J Neurosci. 2014 Jan 22;34(4):1380-96. doi: 10.1523/JNEUROSCI.2263-13.2014.
The brain contains multiple yet distinct systems involved in reward prediction. To understand the nature of these processes, we recorded single-unit activity from the lateral prefrontal cortex (LPFC) and the striatum in monkeys performing a reward inference task using an asymmetric reward schedule. We found that neurons both in the LPFC and in the striatum predicted reward values for stimuli that had been previously well experienced with set reward quantities in the asymmetric reward task. Importantly, these LPFC neurons could predict the reward value of a stimulus using transitive inference even when the monkeys had not yet learned the stimulus-reward association directly; whereas these striatal neurons did not show such an ability. Nevertheless, because there were two set amounts of reward (large and small), the selected striatal neurons were able to exclusively infer the reward value (e.g., large) of one novel stimulus from a pair after directly experiencing the alternative stimulus with the other reward value (e.g., small). Our results suggest that although neurons that predict reward value for old stimuli in the LPFC could also do so for new stimuli via transitive inference, those in the striatum could only predict reward for new stimuli via exclusive inference. Moreover, the striatum showed more complex functions than was surmised previously for model-free learning.

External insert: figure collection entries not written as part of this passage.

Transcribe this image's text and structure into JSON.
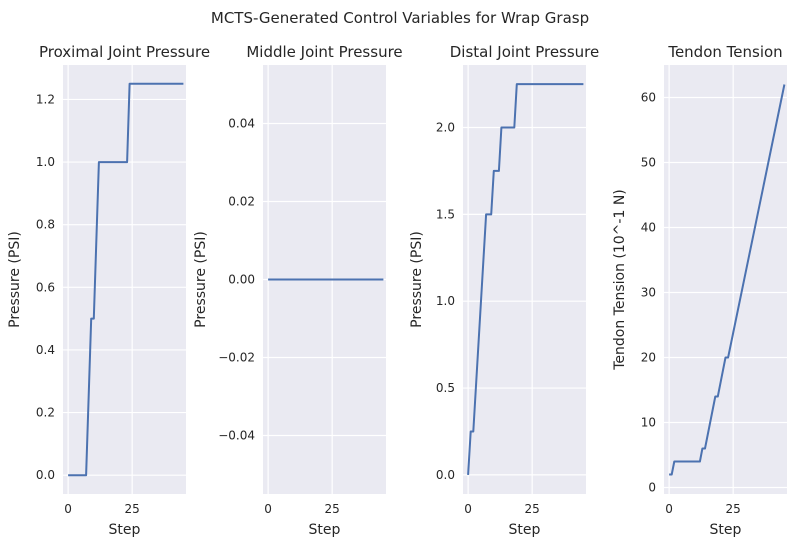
{
  "figure": {
    "title": "MCTS-Generated Control Variables for Wrap Grasp"
  },
  "chart_data": [
    {
      "type": "line",
      "title": "Proximal Joint Pressure",
      "xlabel": "Step",
      "ylabel": "Pressure (PSI)",
      "xlim": [
        -2,
        46
      ],
      "ylim": [
        -0.06,
        1.31
      ],
      "xticks": [
        0,
        25
      ],
      "yticks": [
        0.0,
        0.2,
        0.4,
        0.6,
        0.8,
        1.0,
        1.2
      ],
      "ytick_labels": [
        "0.0",
        "0.2",
        "0.4",
        "0.6",
        "0.8",
        "1.0",
        "1.2"
      ],
      "grid": true,
      "color": "#4c72b0",
      "x": [
        0,
        7,
        9,
        10,
        12,
        23,
        24,
        45
      ],
      "y": [
        0,
        0,
        0.5,
        0.5,
        1.0,
        1.0,
        1.25,
        1.25
      ]
    },
    {
      "type": "line",
      "title": "Middle Joint Pressure",
      "xlabel": "Step",
      "ylabel": "Pressure (PSI)",
      "xlim": [
        -2,
        46
      ],
      "ylim": [
        -0.055,
        0.055
      ],
      "xticks": [
        0,
        25
      ],
      "yticks": [
        -0.04,
        -0.02,
        0.0,
        0.02,
        0.04
      ],
      "ytick_labels": [
        "−0.04",
        "−0.02",
        "0.00",
        "0.02",
        "0.04"
      ],
      "grid": true,
      "color": "#4c72b0",
      "x": [
        0,
        45
      ],
      "y": [
        0,
        0
      ]
    },
    {
      "type": "line",
      "title": "Distal Joint Pressure",
      "xlabel": "Step",
      "ylabel": "Pressure (PSI)",
      "xlim": [
        -2,
        46
      ],
      "ylim": [
        -0.11,
        2.36
      ],
      "xticks": [
        0,
        25
      ],
      "yticks": [
        0.0,
        0.5,
        1.0,
        1.5,
        2.0
      ],
      "ytick_labels": [
        "0.0",
        "0.5",
        "1.0",
        "1.5",
        "2.0"
      ],
      "grid": true,
      "color": "#4c72b0",
      "x": [
        0,
        1,
        2,
        7,
        8,
        9,
        10,
        12,
        13,
        15,
        18,
        19,
        45
      ],
      "y": [
        0,
        0.25,
        0.25,
        1.5,
        1.5,
        1.5,
        1.75,
        1.75,
        2.0,
        2.0,
        2.0,
        2.25,
        2.25
      ]
    },
    {
      "type": "line",
      "title": "Tendon Tension",
      "xlabel": "Step",
      "ylabel": "Tendon Tension (10^-1 N)",
      "xlim": [
        -2,
        46
      ],
      "ylim": [
        -1,
        65
      ],
      "xticks": [
        0,
        25
      ],
      "yticks": [
        0,
        10,
        20,
        30,
        40,
        50,
        60
      ],
      "ytick_labels": [
        "0",
        "10",
        "20",
        "30",
        "40",
        "50",
        "60"
      ],
      "grid": true,
      "color": "#4c72b0",
      "x": [
        0,
        1,
        2,
        12,
        13,
        14,
        18,
        19,
        22,
        23,
        45
      ],
      "y": [
        2,
        2,
        4,
        4,
        6,
        6,
        14,
        14,
        20,
        20,
        62
      ]
    }
  ]
}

大脑包含多个不同的系统,这些系统都参与到了奖励预测中。为了理解这些过程的本质,我们在猴子执行使用非对称奖励计划的奖励推断任务时,从外侧前额叶皮层 (LPFC) 和纹状体中记录了单个神经元的活动。我们发现,无论是在 LPFC 还是纹状体中,神经元都可以预测之前在非对称奖励任务中具有固定奖励数量的刺激的奖励值。重要的是,这些 LPFC 神经元甚至可以使用传递推理来预测刺激的奖励值,即使猴子尚未直接学习刺激-奖励关联;而这些纹状体神经元则没有表现出这种能力。然而,由于存在两种固定的奖励数量(大的和小的),选择的纹状体神经元能够在直接体验具有另一种奖励值(例如小的)的替代刺激后,从一对中仅推断出一个新刺激的奖励值(例如大的)。我们的研究结果表明,虽然预测旧刺激奖励值的 LPFC 中的神经元也可以通过传递推理来预测新刺激的奖励值,但纹状体中的神经元只能通过排他性推理来预测新刺激的奖励值。此外,纹状体表现出的功能比之前推测的基于模型的学习更为复杂。